Daraus resultierten die folgenden Sessions der zweiten Staffel:
- FactGrid: Eine Wikibase-Instanz für historische Daten
- Transkribus & eScriptorium: Zwei Plattformen zur Transkription und automatisierten Erkennung von historischen Textquellen
- “Die Zukunft der Vergangenheit”: Eine Einführung in die Arbeit mit ChatGPT & Co. in den Geschichtswissenschaften
- Zotero als Werkzeug zum persönlichen Forschungsdatenmanagement
- “Die Begriffe der Geschichte”: Kontrollierte Vokabulare und Sachbegriffsressourcen für die digitale historische Arbeit
- Kompetent Recherchieren nach Literatur und mehr: Zentrale Tools des Fachinformationsdienstes Geschichtswissenschaft
- Forschungsdaten digital managen mit FuD. Ein vielseitiges Tool für die Geistes- und Sozialwissenschaften
- Statistische Analysen und Datenmanagement mit SPSS am Beispiel der Analyse von Hexenprozessen
Alle Sessions wurden aufgezeichnet und über den NFDI4Memory YouTube-Channel sowie alle Präsentationsunterlagen über Zenodo bereitgestellt.

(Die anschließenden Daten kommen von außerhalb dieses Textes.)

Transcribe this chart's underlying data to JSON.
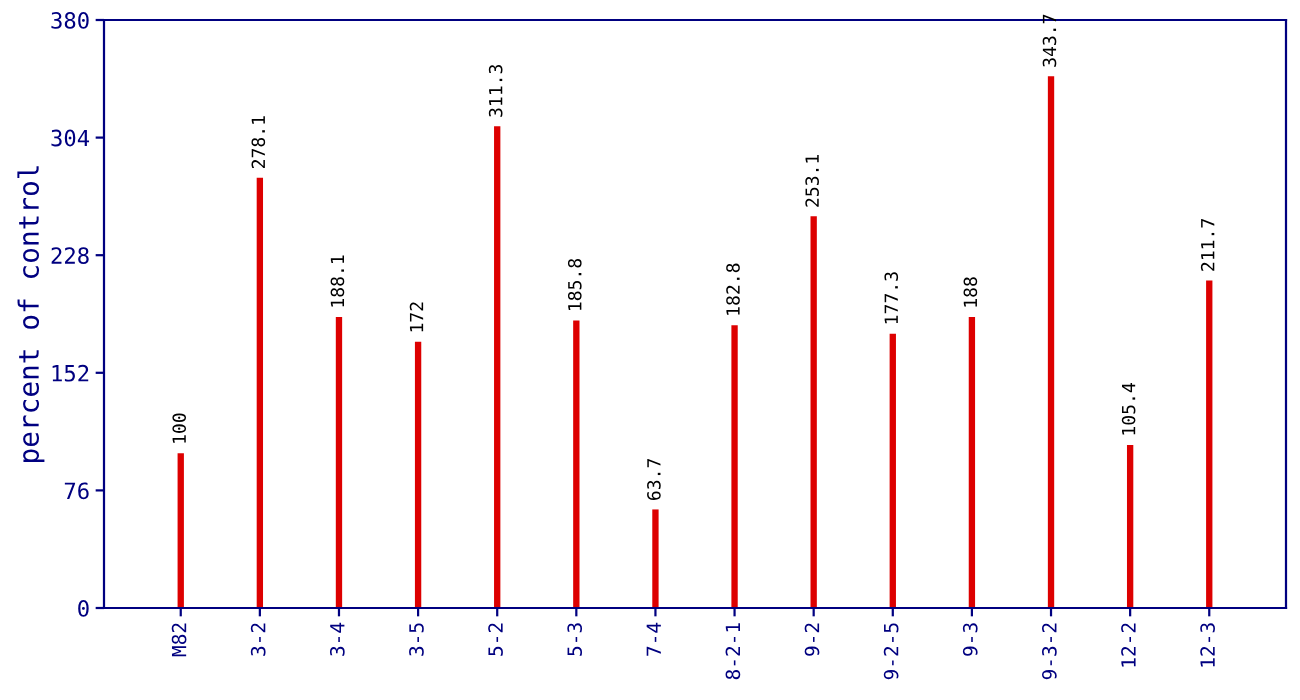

Das vielfältige Programm ermöglichte den Austausch mit unterschiedlichen Teilen der NFDI4Memory Community. Neben der niedrigschwelligen Vermittlung von Daten- und Methodenkompetenzen soll vor allem im Diskussionsteil der Sessions fachlicher Austausch und Vernetzung gefördert werden. Umso mehr freut es uns, dass im Nachgang zur Session “Zotero als Werkzeug des persönlichen Forschungsdatenmanagements” eine Arbeitsgruppe zur Erstellung eines geschichtswissenschaftlichen Zotero-Tutorials entstanden ist, die sich monatlich trifft (bei Interesse gerne eine Nachricht an contact(at)4memory-dataliteracy.de senden).
Um die Veranstaltungsreihe stetig weiterzuentwickeln, wurde wie bereits in Staffel 1 in den letzten beiden Sessions eine Umfrage bzgl. Umsetzung und Ablauf der Veranstaltungsreihe sowie Themenwünschen für die kommende Staffel durchgeführt. Die Aufteilung in einen ca. 30-minütigen theoretischen Part, gefolgt von einem ca. 60-minütigen Hands-On-Teil, findet nach wie vor überwiegenden Zuspruch. Bei den Themenwünschen sticht ein Gebiet besonders hervor: Ein Großteil der Beteiligten möchten gerne mehr über unterschiedliche Einsatzmöglichkeiten von Künstlicher Intelligenz (KI) und Large Language Models (LLMs) erfahren. Ohne bereits zu viel vorweg zu nehmen: Die Herausforderungen und Möglichkeiten von KI und LLMs werden in der dritten Staffel in unterschiedlichen Blickwinkeln beleuchtet.
Somit bleibt hier nur noch ein großer Dank an alle Referent:innen und Teilnehmenden der zweiten Staffel auszusprechen. Sowie an alle, die die Zeit gefunden haben, Feedback zu geben: “Ich verfolge die Reihe immer mit großem Interesse - vielen Dank für das Angebot!”.
Autor:innen: Laura Döring, Stefan Büdenbender und Marina Lemaire
Überblick der einzelnen Sessions der 2. Staffel "Von Büchern zu Bytes"
Referent:innen: Dr. Olaf Simons (MLU Halle-Wittenberg)
FactGrid ist eine Wikibase-Instanz für historische Daten - ein Wagnis, denn die Software macht Forschungsprojekten das Angebot, noch mitten in laufenden Forschungsprozessen die „eigenen“ Daten kollektiv in einer einzigen überaus transparenten Ressource öffentlich zu handhaben.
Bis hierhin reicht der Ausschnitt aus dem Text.